Beholder's definition matters most!


The field of business management has created an ocean of concepts , jargons and buzz words. Most often the terms such as leadership, business, product, team, group etc invoke different perceptions among different set of people. Even the educated elite bicker with their contemporaries about the preciseness of the term's meanings and definitions. Leadership is an apt example. What leadership meant in 1950s is different from that of the 2000s.
1.

1. Leadership is “ the behaviour of an individual … directing the activities of a group toward a shared goal” (Hemphill & Coons ,1957)

2. Leadership is the process of influencing others to understand and agree about what needs to be done and how it can be done effectively, and the process of facilitating individual and collective efforts to accomplish the shared objectives. (Yukl, 2002)

Which definition is best or better? We can argue for a decade and still not reach an agreement.
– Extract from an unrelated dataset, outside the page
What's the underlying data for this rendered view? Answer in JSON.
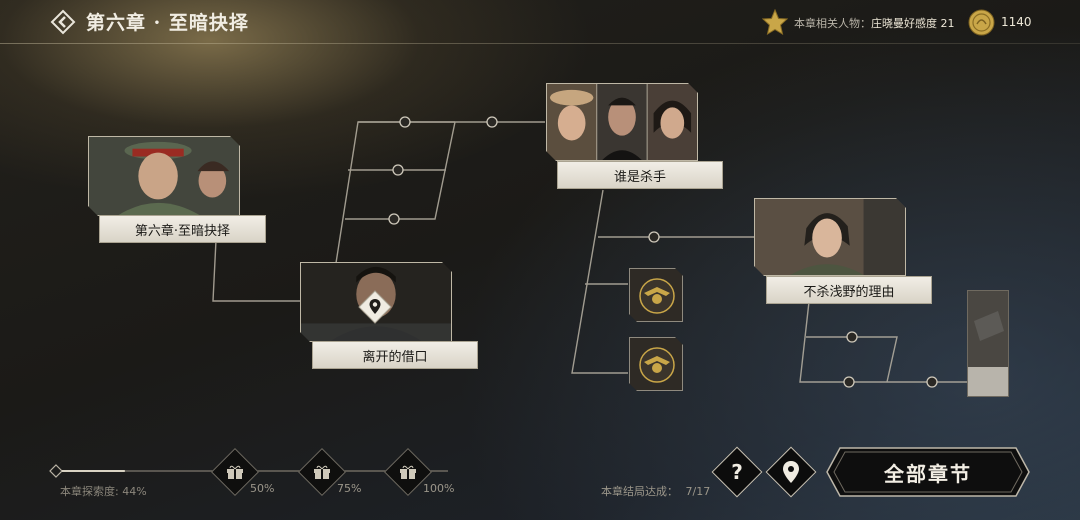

Concepts such as leadership, business, customer, product, value etc are 'live' and not rigid like dead wood. Such terms have the atrribute to assume contextual meaning. The experience from our workshops make us feel that, we should not waste our time being adamant on the preciseness of the definition, but to allow the beholder to hold the meaning as it is and nourish the meaning to grow as the contexts change. Only the beholder's definition matters most in the field than the academically nailed definitions. We need not force a Consultant's / Business school's definition on to the person-on-toes in the sphere of business. The experiences will enable the beholder naturally change the perspective and we need only to facilitate that transition.